Masih pukul setengah dua belas malam, namun Revan sudah pulang ke rumah bersama Calista yang mabuk berat. Revan bahkan berdecak berkali-kali ketika berusaha membantu Calista turun dari mobil. Sejak tadi Calista selalu saja terkikik geli, entah menertawakan apa. Bahkan saat ini pun, Revan harus membantunya berjalan karena kalau tidak, istrinya itu akan melangkah ke arah yang salah.
"Kok pintunya aneh sih, Yang..." kekeh Calista. Revan mendengus malas. "Muter-muter, duh, pusing..."
"Gimana nggak pusing, kamu minumnya nggak kira-kira!"
"Minum? Mau... aku haus..."
"Ck!"
"Minum lagi boleh nggak, Yang? Minuman yang di kasih Adrian tadi enak..."
"Nggak!"
Revan mengeluarkan kunci rumah dari sakunya, tubuh Calista yang tidak bisa berdiri tegak hampir saja terjerembab ke lantai kalau saja Revan tidak kembali menahan tubuhnya. Revan menghela napas berat, menyandarkan punggung Calista pada pintu, lalu mengamati wajah istrinya yang tampak memerah sempurna.

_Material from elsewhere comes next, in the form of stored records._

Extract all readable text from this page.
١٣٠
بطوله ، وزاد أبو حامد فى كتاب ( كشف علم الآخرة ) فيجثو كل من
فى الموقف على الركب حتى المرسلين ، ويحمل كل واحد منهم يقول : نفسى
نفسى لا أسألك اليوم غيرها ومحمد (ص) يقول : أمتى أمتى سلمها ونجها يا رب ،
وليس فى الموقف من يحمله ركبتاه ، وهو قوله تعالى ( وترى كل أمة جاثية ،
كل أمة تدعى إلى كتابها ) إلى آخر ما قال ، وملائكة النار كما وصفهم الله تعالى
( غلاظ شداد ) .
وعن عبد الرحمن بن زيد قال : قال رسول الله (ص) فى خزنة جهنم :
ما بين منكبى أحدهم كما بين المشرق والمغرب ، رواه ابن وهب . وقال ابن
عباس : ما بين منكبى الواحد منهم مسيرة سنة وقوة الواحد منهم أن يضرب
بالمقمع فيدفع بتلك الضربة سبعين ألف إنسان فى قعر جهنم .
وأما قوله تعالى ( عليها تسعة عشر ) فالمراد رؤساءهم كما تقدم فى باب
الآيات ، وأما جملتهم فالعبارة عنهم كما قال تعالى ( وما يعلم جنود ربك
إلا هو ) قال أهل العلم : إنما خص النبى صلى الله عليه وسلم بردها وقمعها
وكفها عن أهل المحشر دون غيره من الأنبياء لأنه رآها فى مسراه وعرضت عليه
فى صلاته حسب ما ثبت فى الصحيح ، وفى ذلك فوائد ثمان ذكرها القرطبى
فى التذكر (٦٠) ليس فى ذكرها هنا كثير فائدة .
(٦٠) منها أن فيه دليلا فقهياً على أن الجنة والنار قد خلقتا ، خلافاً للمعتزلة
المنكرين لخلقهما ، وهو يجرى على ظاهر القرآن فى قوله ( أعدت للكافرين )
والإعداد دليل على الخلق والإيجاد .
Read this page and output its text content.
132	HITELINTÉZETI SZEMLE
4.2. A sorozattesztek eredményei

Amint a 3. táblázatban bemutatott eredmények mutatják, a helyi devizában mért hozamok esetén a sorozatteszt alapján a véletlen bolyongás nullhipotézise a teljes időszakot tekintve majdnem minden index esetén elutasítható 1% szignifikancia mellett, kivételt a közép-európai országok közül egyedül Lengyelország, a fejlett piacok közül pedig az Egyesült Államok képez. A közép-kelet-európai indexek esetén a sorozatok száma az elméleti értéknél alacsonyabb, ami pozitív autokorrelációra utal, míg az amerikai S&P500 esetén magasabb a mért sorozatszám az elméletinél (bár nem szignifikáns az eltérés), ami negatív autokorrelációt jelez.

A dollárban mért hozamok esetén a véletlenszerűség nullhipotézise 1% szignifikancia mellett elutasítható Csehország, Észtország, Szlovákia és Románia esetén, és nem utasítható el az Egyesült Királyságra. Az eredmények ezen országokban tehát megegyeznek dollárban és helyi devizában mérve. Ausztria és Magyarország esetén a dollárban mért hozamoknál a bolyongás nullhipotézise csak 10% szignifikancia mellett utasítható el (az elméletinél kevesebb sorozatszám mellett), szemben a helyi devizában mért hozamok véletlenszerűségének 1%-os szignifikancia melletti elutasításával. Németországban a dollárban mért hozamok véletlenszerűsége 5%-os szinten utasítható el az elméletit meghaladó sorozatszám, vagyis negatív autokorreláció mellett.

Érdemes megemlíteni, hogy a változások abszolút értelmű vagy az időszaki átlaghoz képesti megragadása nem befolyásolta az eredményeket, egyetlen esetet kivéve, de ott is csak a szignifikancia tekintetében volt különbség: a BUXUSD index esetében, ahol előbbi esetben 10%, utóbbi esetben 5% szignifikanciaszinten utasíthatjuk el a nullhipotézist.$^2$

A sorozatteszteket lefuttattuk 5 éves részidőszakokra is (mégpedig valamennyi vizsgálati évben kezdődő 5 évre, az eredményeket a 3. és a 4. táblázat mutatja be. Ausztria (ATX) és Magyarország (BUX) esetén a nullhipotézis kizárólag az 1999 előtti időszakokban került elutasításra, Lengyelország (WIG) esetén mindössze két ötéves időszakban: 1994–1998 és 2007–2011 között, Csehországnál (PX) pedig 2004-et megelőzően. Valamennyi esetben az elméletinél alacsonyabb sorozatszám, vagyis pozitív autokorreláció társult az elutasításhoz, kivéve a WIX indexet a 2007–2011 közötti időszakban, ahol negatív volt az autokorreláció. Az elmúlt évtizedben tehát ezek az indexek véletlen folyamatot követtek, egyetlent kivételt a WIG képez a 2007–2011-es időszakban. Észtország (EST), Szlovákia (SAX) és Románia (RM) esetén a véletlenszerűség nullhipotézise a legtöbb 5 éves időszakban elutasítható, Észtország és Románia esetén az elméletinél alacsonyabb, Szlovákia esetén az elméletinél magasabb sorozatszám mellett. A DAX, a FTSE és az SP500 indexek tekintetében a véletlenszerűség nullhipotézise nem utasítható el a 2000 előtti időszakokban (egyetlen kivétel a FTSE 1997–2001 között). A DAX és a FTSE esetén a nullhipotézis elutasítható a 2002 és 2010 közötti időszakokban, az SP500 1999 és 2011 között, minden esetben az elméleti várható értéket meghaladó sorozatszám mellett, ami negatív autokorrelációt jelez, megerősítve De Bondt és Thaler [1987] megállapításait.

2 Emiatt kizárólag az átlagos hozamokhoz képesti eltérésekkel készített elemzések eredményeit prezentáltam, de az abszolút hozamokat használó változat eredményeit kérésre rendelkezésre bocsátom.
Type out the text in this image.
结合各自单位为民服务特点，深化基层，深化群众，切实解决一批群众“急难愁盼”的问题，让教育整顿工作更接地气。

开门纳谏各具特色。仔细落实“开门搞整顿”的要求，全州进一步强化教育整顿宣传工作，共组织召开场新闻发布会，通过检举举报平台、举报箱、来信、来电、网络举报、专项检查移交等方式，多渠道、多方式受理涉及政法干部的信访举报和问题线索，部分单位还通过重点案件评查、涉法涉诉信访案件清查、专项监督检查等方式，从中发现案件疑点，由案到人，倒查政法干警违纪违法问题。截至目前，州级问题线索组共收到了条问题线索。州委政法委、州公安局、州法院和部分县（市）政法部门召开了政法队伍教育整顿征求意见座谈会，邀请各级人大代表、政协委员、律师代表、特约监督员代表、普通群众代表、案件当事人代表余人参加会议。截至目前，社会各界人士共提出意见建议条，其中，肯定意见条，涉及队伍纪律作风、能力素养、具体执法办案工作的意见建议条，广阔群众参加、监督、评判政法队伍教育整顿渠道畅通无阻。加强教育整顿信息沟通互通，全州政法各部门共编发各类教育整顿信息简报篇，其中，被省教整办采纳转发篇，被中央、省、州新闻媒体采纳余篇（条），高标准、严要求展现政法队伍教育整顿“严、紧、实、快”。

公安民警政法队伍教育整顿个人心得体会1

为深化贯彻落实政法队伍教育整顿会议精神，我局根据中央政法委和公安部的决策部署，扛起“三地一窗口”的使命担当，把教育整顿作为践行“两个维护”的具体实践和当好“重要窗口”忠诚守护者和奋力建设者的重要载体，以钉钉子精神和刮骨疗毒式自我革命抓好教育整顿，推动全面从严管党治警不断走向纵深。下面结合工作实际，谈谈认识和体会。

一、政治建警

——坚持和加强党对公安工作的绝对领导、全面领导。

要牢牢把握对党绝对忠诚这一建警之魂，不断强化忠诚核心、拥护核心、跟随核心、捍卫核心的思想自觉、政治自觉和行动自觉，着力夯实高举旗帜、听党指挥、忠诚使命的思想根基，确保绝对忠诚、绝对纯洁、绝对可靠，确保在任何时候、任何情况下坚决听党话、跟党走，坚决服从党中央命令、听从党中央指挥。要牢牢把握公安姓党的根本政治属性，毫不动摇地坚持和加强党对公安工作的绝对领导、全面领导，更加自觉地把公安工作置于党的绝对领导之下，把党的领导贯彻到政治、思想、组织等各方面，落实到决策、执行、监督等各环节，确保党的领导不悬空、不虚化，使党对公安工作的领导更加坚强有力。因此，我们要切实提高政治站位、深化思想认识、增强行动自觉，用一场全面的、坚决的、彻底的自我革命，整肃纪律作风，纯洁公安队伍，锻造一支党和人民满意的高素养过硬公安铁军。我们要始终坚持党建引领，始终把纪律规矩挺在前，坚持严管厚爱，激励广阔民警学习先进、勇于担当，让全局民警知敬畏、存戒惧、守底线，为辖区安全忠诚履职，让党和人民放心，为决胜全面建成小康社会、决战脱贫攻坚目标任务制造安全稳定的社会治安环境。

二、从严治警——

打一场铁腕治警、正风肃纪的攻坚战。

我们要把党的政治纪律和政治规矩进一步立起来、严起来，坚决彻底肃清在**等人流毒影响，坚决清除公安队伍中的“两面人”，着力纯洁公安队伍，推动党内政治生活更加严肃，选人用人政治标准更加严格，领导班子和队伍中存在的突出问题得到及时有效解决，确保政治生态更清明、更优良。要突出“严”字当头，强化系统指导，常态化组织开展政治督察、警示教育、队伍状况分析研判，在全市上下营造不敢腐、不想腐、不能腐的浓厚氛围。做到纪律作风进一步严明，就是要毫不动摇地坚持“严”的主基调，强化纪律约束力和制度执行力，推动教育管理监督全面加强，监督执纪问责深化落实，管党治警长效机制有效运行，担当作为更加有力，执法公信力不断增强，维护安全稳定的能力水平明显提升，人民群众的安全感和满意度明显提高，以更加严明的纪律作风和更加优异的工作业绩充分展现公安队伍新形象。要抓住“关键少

Seharusnya Revan tahu, membawa Calista ketika dia sedang hangout bersama sahabatnya adalah hal yang konyol. Para sahabatnya itu tidak ada yang waras. Bahkan tadi, Adrian meracik minuman khusus untuk Calista, membuat Calista tertawa seperti orang bodoh di sepanjang perjalanan pulang.
Dan kini, Calista terlihat benar-benar memprihatinkan dengan wajah memerah dan senyuman konyol yang terus menerus tersungging di bibirnya. Revan mengamati wajah Calista, hingga beberapa saat dia mulai tersenyum geli. Jujur saja. Calista terlihat sangat lucu ketika mabuk. Dia senang meracau dan selalu saja tertawa dengan suara merdunya yang membuat Revan mau tidak mau ikut tertawa.
Melihat Revan tersenyum, Calista melingkarkan lengannya di leher Revan, menariknya mendekat hingga ujung hidung mereka saling bersentuhan. "Aku suka..." bisik Calista.
"Hm?" satu tangan Revan memeluk pinggang Calista lembut.
Calista mengerjap lambat, bibirnya tersenyum sangat manis hingga Revan betah menatapnya berlama-lama. Jemari Calista juga tidak mau diam, meremas rambut Revan lembut ketika dia memiringkan wajahnya. "Berada ditengah-tengah sahabat kamu. Ikut kamu ketemu sama mereka." Calista memberikan kecupan lembut di bibir Revan yang tentu saja membalas kecupan itu. "aku pikir... selama ini kamu malu..."
"Nggak," jawab Revan sambil tersenyum tipis dan mengeratkan pelukan mereka.
Calista mengangguk-angguk dengan cara yang menggemaskan. Sungguh, Revan benar-benar menikmatinya.
"Sering-sering begini, ya, Van..." Calista kembali tertawa. "boleh kan, aku ikut sama kamu lagi?"
"Boleh," jemari Revan mengusap lembut pipi Calisa. "tapi nggak boleh mabuk lagi."
"Mabuk?" ulang Calista dengan wajah mengernyit. Lalu dia menggeleng kuat. "nggak... aku nggak mabuk, Van..." racaunya.
Revan mendengus pelan meski bibirnya masih tersenyum.
"Kamu nggak percaya?" Calista menggelengkan kepalanya lagi, lalu dia melepaskan sentuhan Revan dari tubuhnya. "lihat nih, ya." Calista mulai melangkah, namun baru dua kali melangkah, dia sudah kembali akan terjerembab ke bawah.
"Tuh, kan." Rutuk Revan.
"Jangan pegang... aku bisa jalan sendiri, Yang..." protes Calista. "itu tadi lantainya tiba-tiba gerak sendiri. Makanya aku mau jatuh."